Glaring at him full of hatred I told him “I'm not your baby.”
His laugh was maniacal and frightening. “Yes, you are. No matter where you go, I will be there, you'll take me with you the rest of your life, baby.”
Then he pushed me down on the bed and repeatedly thrust into me whispering over and over “I love you, baby.”
The touch on my shoulder brought me back to the present and I elbowed Edward in the gut so hard I knocked the breathe out of him. Turning around I nearly punched him until I realized who he was and where I was and that I was a grown man, not a six year old that couldn't fight back.
Instead of asking him if he was alright, I sank to the cold tile floor and laid my head on it, anything to get the pressure to stop, to bring me back to real time. The cries of the wounded and frightened haunted me, they kept repeating what I'd seen on those tapes. My tears ran hot down my face. Why couldn't they just let me end my pain? It could all be over if they'd just let me go. I wouldn't fail next time, I wouldn't.
As that thought ran through my head the nameless, faceless, soulless creature was no longer scrabbling for me, it was holding on tight. I was in its clutches and couldn't break free.
“Jasper?” Edward called out, he must have been screaming. When I looked up at him his face was red and his voice hoarse like he'd been screaming my name over and over again. He hadn't made an attempt to shake me or touch me to acknowledge him. That was probably better, I had no idea what I'd do if he did.
Closing my eyes again I laid it back on the cold tile that was a relief to the heat on my face. That wasn't the first time I'd had a flashback, but it had to be one of the most memorable and soul-shattering for me. No wonder people couldn't call me baby. I knew he had, but I didn't remember this part. That entire scene I'd completely blocked out from my mind, now it did nothing but echo.
Edward sat down on the floor beside me and waited patiently so I could pull myself together, this time I wasn't sure I ever would. “Jasper? It's okay now. Whatever happened is in the past, that man can't hurt you anymore if you don't let him.” Slowly I opened my eyes to look at him, but without lifting my head. “He has power over you because you've given it to him, Jasper. Take your power back, fight for it.” The soulless thing clutching at me didn't like his words at all, its grip was loosening.
Sitting up finally I looked at Edward and said “I don't know how.”

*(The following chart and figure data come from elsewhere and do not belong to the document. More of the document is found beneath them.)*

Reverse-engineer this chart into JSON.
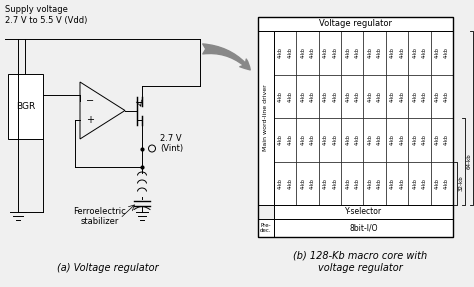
{
  "fig_width": 4.74,
  "fig_height": 2.87,
  "bg_color": "#f0f0f0",
  "caption_a": "(a) Voltage regulator",
  "caption_b": "(b) 128-Kb macro core with\nvoltage regulator",
  "supply_text": "Supply voltage\n2.7 V to 5.5 V (Vdd)",
  "vint_text": "2.7 V\n(Vint)",
  "ferroelectric_text": "Ferroelectric\nstabilizer",
  "bgr_text": "BGR",
  "voltage_reg_header": "Voltage regulator",
  "y_selector_text": "Y-selector",
  "pre_dec_text": "Pre-\ndec.",
  "bit_io_text": "8bit-I/O",
  "main_wd_text": "Main word-line driver",
  "size_128kb": "128-kb",
  "size_64kb": "64-kb",
  "size_32kb": "32-kb",
  "cell_text": "4-kb",
  "num_rows": 4,
  "num_cols": 8
}
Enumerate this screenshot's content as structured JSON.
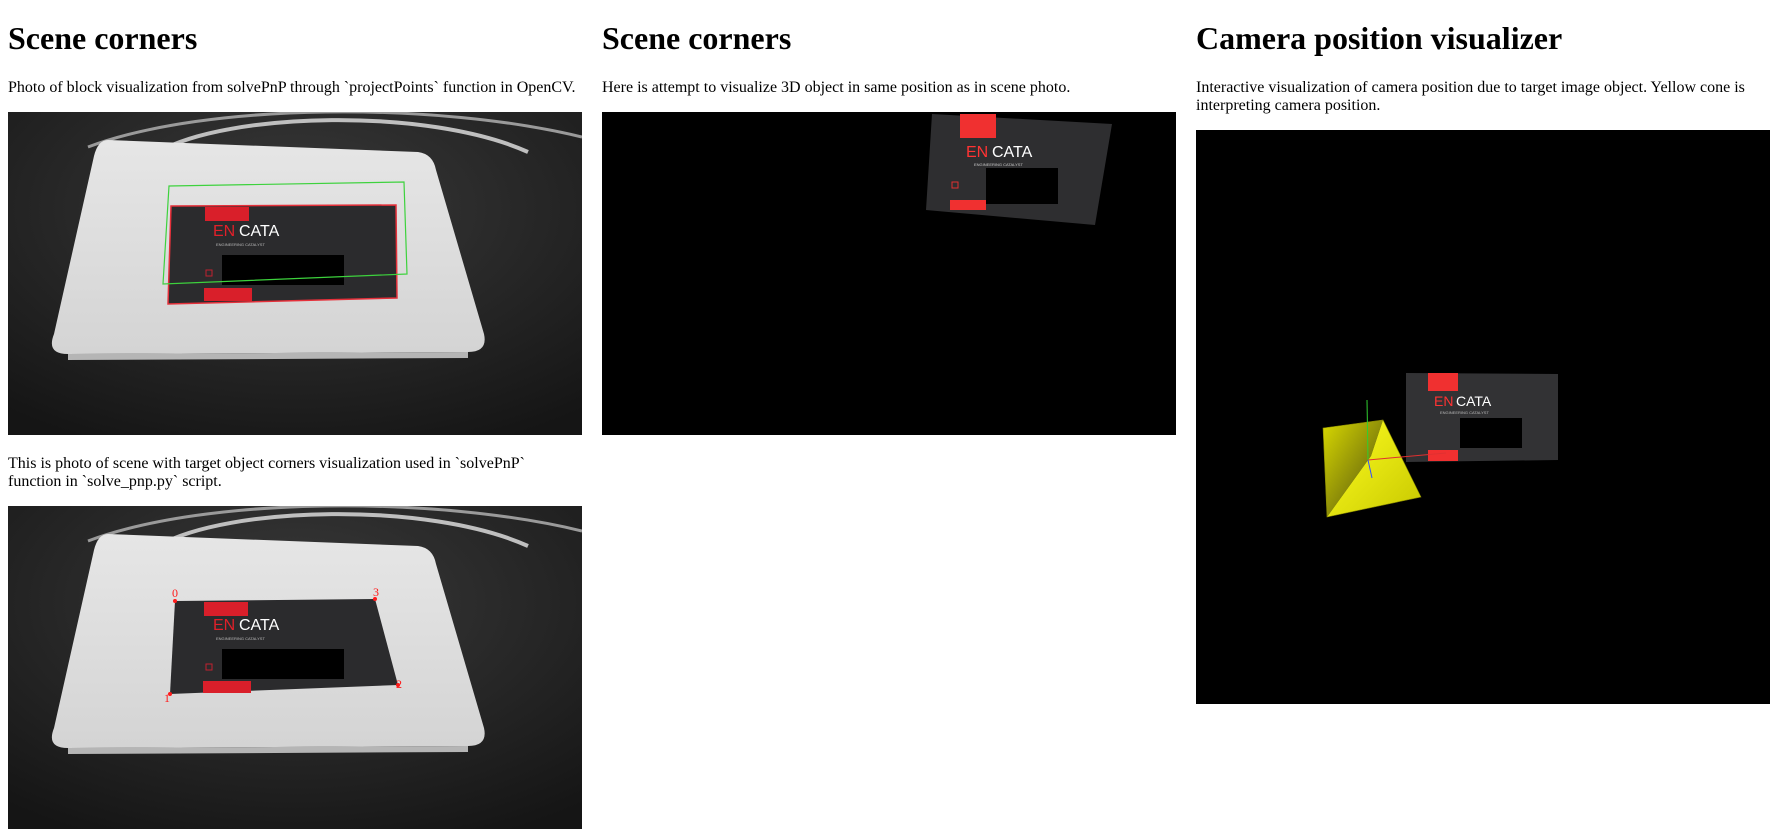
{
  "columns": [
    {
      "heading": "Scene corners",
      "paragraphs": [
        "Photo of block visualization from solvePnP through `projectPoints` function in OpenCV.",
        "This is photo of scene with target object corners visualization used in `solvePnP` function in `solve_pnp.py` script."
      ]
    },
    {
      "heading": "Scene corners",
      "paragraphs": [
        "Here is attempt to visualize 3D object in same position as in scene photo."
      ]
    },
    {
      "heading": "Camera position visualizer",
      "paragraphs": [
        "Interactive visualization of camera position due to target image object. Yellow cone is interpreting camera position."
      ]
    }
  ],
  "card": {
    "brand_prefix": "EN",
    "brand_suffix": "CATA",
    "tagline": "ENGINEERING CATALYST"
  },
  "corner_labels": [
    "0",
    "1",
    "2",
    "3"
  ],
  "colors": {
    "card_red": "#e0202a",
    "outline_red": "#e5303a",
    "outline_green": "#3dd23d",
    "cone_yellow": "#e8e800",
    "background_black": "#000000"
  }
}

Reaching out one hand towards me Edward very carefully picked up my hands and turned it over showing me the inside of my arms. The wounds were starting to heal, but they were still there, still red. “Jasper, it won't be easy. It will probably be the most difficult thing you've ever done in your life, to continue pushing forward, living after what was done to you is not easy and never will be.” Then tracing his finger over the cuts he said “Don't give him the power or the satisfaction of taking your life. You have the power there, it's all in your hands. Now you must decide what you are going to do with it. Talk about it, get better, fight. Or be weak and end it all and throw life away for a subhuman.”

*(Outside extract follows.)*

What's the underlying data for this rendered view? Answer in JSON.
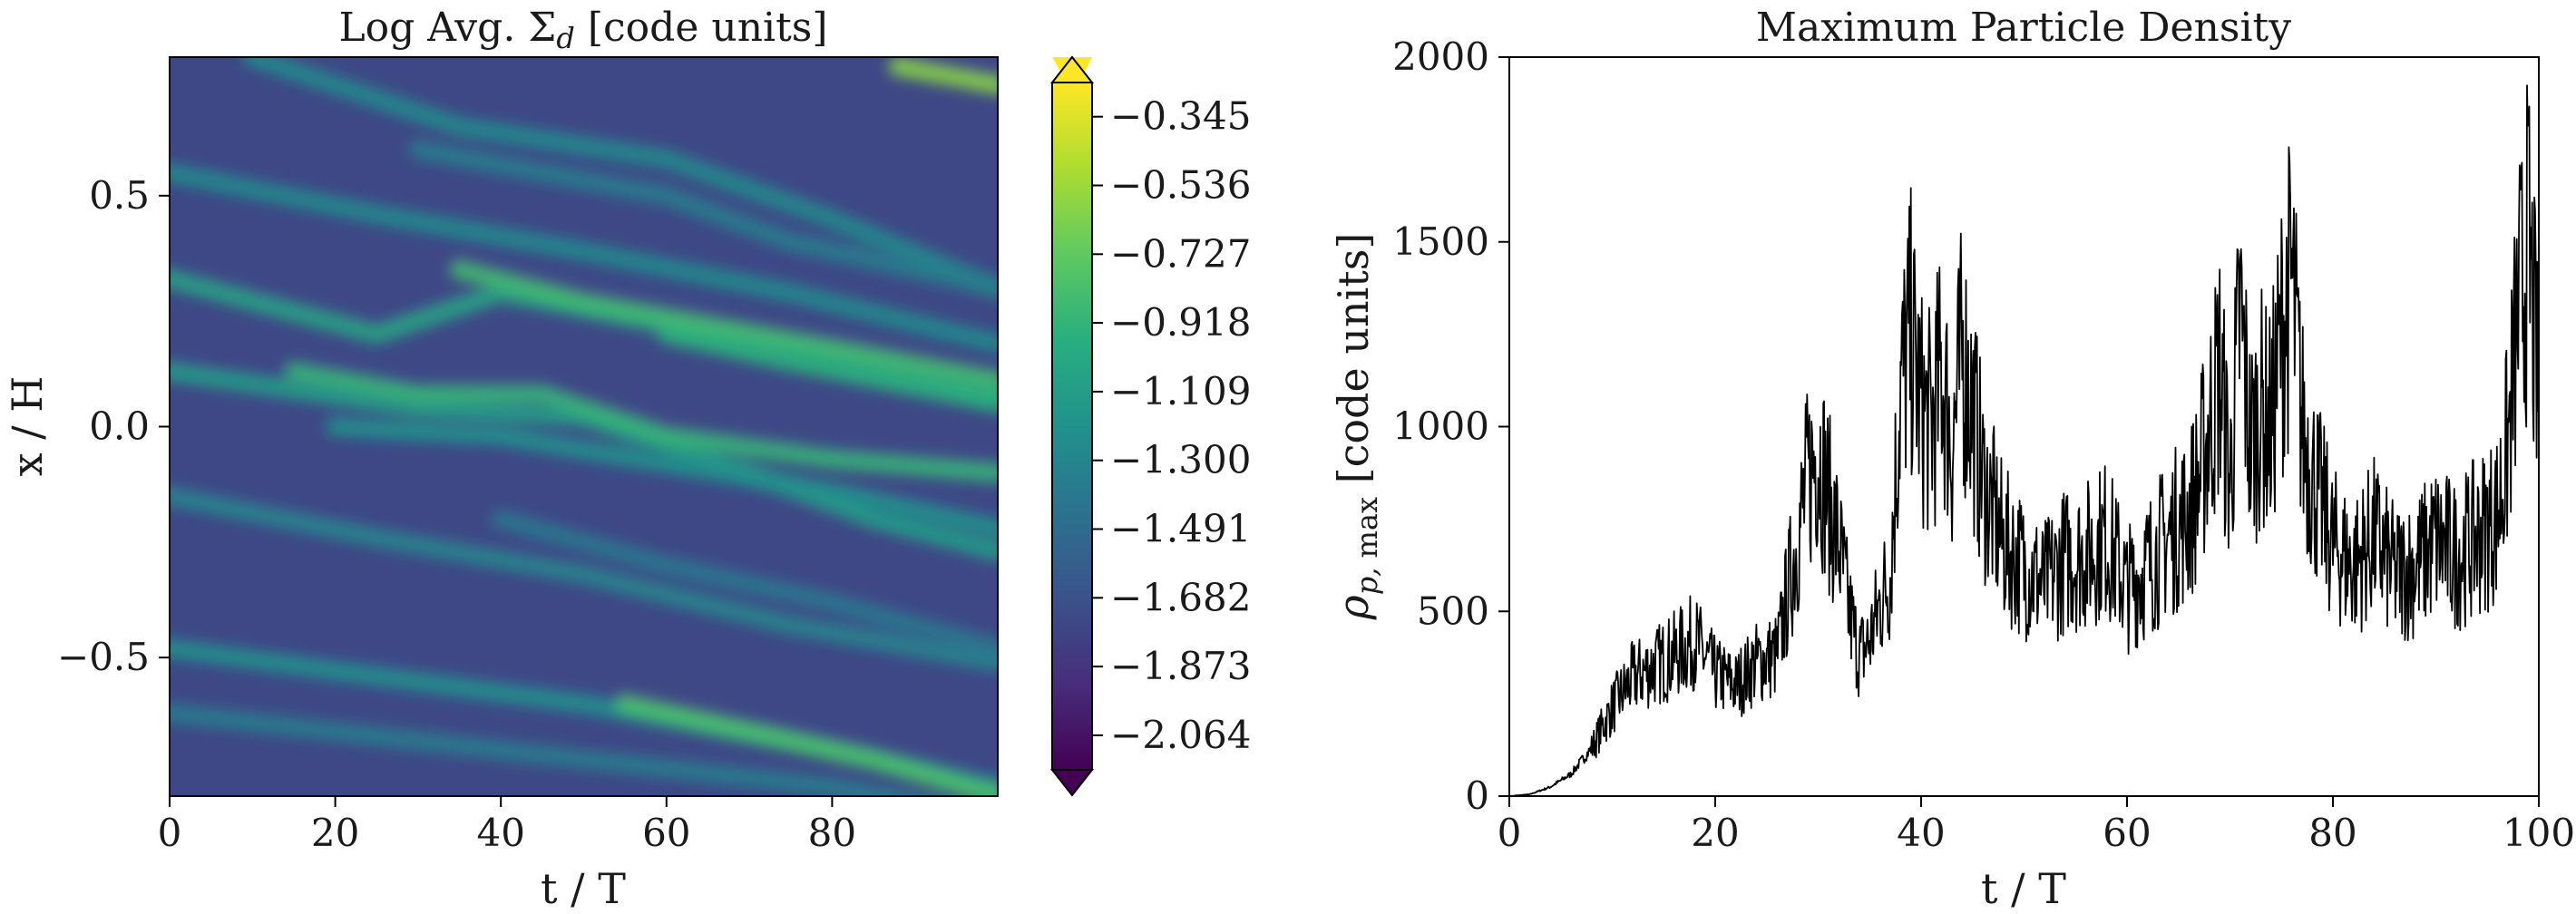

His speech was passionate, but at subhuman I almost laughed, almost. The atmosphere wasn't really inviting to laughter, especially since that's what triggered that memory in the first damn place.
Pulling away from him I put my elbows on my knees and my head in my hands. There was a silent war waging in my head. The black soulless thing.... wanted me to join it. The gold creature was fighting it and me to keep me in the light. Whatever happened I just wanted the pain to end.
AN: I seriously considered expounding on his flashback, but decided against it. That would just be too much.